Related Article: High Cholesterol: What You Need to Know

Just Say YES to the Rice

Many carb-counters tend to shy away from eating the vinegary short grain white rice that’s traditionally used for nigiri sushi and sushi rolls. Bad idea! This sticky rice is actually one of the richest natural sources of resistant starch. When consumed regularly, resistant starch can greatly boost the body’s fat burning potential and lower the risk of numerous chronic diseases like diabetes, heart disease, and gastrointestinal disorders.

Experiment with Fishless Varieties

Whether you’re trying to reduce your mercury exposure or even boost your intake of essential amino acids, there are many nutrient-dense complimentary protein options for you to incorporate into sushi. These include high-quality soy foods like tempeh and tofu, each of which contains about 20 grams of protein per serving. Soy foods are also valuable sources of fiber and vital nutrients like calcium, magnesium, and iron.

Don’t Forget the Wasabi

Wasabi should never be forgotten when consuming sushi, as it’s incredibly nutritious. The savory, yet pungent taste of this root vegetable is due to its high content of an all-natural, plant-based compound called allyl isothiocyanate. Allyl isothiocyanate has been shown to hinder the development of cancer by reducing cancerous tumor growth. In addition to its cancer-fighting effects, wasabi is also a good source of protein and fiber.

Sip on Some Sake

If you occasionally drink alcohol, why not enjoy a cup of hot (or cold) sake with your sushi. Sake is a Japanese version of white wine that’s made from fermented rice. With an alcoholic content ranging from 15-17%, sake contains no artificial additives, enhancers or sulfites. Remarkably, moderate sake consumption can improve sleep quality and may also protect against heart disease, cancer, and other chronic conditions.

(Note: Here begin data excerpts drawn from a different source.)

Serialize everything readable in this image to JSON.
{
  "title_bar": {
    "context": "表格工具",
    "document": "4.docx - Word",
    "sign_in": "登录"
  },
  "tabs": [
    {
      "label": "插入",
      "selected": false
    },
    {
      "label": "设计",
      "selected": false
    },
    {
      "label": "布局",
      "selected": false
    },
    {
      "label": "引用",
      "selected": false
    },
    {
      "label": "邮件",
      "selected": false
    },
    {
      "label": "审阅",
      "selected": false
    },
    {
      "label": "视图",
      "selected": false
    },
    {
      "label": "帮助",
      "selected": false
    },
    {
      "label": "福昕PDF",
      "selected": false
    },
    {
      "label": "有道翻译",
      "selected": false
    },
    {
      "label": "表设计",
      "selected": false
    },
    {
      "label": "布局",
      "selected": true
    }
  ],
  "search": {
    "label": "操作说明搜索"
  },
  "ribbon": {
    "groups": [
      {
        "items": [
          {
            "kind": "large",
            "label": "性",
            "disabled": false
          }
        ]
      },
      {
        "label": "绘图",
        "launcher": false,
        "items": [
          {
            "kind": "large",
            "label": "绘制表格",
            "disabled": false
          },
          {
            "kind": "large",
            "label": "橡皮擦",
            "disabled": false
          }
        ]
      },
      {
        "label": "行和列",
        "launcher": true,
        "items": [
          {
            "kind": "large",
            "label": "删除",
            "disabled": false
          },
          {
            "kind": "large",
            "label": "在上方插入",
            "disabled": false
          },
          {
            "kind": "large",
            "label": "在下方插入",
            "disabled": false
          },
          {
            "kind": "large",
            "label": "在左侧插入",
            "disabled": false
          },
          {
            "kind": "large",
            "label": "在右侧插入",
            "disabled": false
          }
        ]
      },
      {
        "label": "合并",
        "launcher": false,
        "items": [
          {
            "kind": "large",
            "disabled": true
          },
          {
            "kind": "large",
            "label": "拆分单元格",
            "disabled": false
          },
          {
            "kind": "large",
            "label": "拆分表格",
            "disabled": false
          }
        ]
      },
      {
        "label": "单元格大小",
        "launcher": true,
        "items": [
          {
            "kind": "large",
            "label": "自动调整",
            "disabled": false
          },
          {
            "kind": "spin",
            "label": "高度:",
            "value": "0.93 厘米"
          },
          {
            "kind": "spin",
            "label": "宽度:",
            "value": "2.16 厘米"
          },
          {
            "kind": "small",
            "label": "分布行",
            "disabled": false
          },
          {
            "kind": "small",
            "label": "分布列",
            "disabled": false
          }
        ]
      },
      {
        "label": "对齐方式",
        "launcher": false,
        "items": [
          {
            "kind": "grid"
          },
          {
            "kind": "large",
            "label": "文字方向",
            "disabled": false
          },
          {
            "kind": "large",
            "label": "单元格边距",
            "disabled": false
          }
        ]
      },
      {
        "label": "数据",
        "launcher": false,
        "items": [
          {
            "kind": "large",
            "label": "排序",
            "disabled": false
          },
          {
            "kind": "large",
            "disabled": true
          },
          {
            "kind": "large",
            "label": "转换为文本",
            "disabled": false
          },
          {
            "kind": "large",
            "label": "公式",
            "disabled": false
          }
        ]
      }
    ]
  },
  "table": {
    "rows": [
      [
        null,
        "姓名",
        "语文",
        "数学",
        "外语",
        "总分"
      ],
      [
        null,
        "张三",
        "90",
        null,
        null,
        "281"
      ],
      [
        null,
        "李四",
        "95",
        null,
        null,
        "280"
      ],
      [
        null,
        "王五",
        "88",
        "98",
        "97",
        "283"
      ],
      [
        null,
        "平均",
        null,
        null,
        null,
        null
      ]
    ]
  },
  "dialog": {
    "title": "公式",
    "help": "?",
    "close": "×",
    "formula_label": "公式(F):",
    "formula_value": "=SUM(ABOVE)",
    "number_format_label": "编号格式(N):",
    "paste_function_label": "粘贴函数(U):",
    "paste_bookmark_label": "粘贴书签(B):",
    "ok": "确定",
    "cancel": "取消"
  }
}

Related Article: Simple Ways to Enjoy Alcohol Without Gaining Weight

For a fun and unique dining experience sushi is always a great choice. Whether you prefer maki rolls, nigiri or even sashimi (without rice), high-quality sushi is generally low in calories and rich in beneficial nutrients making it a top shelf food source for weight loss, long-term weight management, and overall good health. Following these seven tips will help you unlock the full taste, nutritional potential and health benefits of sushi for maximum enjoyment and minimum guilt.